Definisi ini tidak berarti bahwa anak harus
mengatakan bila sakit. Nyeri dapat diekspresikan
melalui menangis, pengutaraan, atau isyarat
perilaku (Mc Caffrey & Beebe, 1989 dikutip dari
Betz & Sowden, 2002).
Faktor-faktor yang mempengaruhi
nyeri
1. Usia
2. Jenis kelamin
3. Budaya
4. Ansietas
5. Pengalaman masa lalu dengan nyeri
6. Efek plasebo
7. Dukungan keluarga
8. Pola koping
1. Usia
• Usia adalah variabel penting yang mempengaruhi nyeri
terutama pada anak dan orang dewasa. Perbedaan
perkembangan yang ditemukan antara kedua kelompok
umur ini dapat mempengaruhi bagaimana anak dan orang
dewasa bereaksi terhadap nyeri. Anak-anak kesulitan untuk
memahami nyeri dan beranggapan kalau apa yang
dilakukan perawat dapat menyebabkan nyeri. Anak-anak
yang belum mempunyai kosakata yang banyak, mempunyai
kesulitan mendeskripsikan secara verbal dan
mengekspresikan nyeri kepada orang tua atau perawat.
• Anak belum bisa mengungkapkan nyeri, sehingga perawat
harus mengkaji respon nyeri pada anak. Pada orang dewasa
kadang melaporkan nyeri jika sudah patologis dan
mengalami kerusakan fungsi
• Peran perawat
– perawat harus menggunakan teknik komunikasi yang
sederhana dan tepat untuk membantu anak dalam
membantu anak dalam memahami dan
mendeskripsikan nyeri. Sebagai contoh, pertanyaan
kepada anak, “ Beritahu saya dimana sakitnya?” atau
“apa yang dapat saya lakukan untuk menghilangkan
sakit kamu?”.
– Perawat dapat menunjukkan serangkaian gambar
yang melukiskan deskripsi wajah yang berbeda,
seperti tersenyum, mengerutkan dahi atau menangis.

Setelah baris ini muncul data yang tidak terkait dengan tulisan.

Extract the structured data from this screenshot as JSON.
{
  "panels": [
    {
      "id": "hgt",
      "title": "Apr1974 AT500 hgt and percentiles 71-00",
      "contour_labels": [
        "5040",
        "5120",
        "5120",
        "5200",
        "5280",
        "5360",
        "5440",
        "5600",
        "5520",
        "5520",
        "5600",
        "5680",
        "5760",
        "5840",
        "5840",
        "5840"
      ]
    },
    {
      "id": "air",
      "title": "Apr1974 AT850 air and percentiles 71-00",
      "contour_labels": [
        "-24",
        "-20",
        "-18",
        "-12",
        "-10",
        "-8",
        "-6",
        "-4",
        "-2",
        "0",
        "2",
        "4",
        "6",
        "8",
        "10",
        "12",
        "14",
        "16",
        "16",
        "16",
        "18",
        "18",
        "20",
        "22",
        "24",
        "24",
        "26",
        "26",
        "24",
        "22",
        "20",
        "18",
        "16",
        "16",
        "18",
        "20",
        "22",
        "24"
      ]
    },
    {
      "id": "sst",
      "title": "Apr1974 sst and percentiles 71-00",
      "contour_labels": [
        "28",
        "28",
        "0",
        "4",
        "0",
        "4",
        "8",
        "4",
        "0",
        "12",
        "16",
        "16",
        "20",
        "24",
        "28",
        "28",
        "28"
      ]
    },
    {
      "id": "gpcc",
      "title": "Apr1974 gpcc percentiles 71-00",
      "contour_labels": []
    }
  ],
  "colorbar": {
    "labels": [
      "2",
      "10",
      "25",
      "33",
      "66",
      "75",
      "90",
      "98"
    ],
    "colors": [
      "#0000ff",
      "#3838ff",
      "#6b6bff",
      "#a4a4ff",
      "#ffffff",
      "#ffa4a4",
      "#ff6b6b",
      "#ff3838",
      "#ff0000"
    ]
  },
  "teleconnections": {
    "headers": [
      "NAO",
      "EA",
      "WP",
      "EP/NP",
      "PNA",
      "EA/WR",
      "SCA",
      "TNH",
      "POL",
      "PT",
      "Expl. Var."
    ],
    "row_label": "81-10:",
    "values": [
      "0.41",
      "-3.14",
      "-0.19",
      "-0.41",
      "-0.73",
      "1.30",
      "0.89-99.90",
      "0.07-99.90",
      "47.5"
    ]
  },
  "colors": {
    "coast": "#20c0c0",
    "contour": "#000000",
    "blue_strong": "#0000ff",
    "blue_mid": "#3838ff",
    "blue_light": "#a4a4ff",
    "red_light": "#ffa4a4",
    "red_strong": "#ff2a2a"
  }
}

Anak-anak dapat menunjukkan gambar yang paling
tepat untuk menggambarkan perasaan mereka.
2. Jenis Kelamin
• Gill (1990) mengungkapkan laki-laki dan
wanita tidak mempunyai perbedaan secara
signifikan mengenai respon mereka terhadap
nyeri. Masih diragukan bahwa jenis kelamin
merupakan faktor yang berdiri sendiri dalam
ekspresi nyeri. Misalnya anak laki-laki harus
berani dan tidak boleh menangis dimana
seorang wanita dapat menangis dalam waktu
yang sama.
3. Budaya
• Keyakinan dan nilai-nilai budaya mempengaruhi cara individu
mengatasi nyeri. Individu mempelajari apa yang diharapkan dan apa
yang diterima oleh kebudayaan mereka. Hal ini meliputi bagaimana
bereaksi terhadap nyeri (Calvillo & Flaskerud, 1991).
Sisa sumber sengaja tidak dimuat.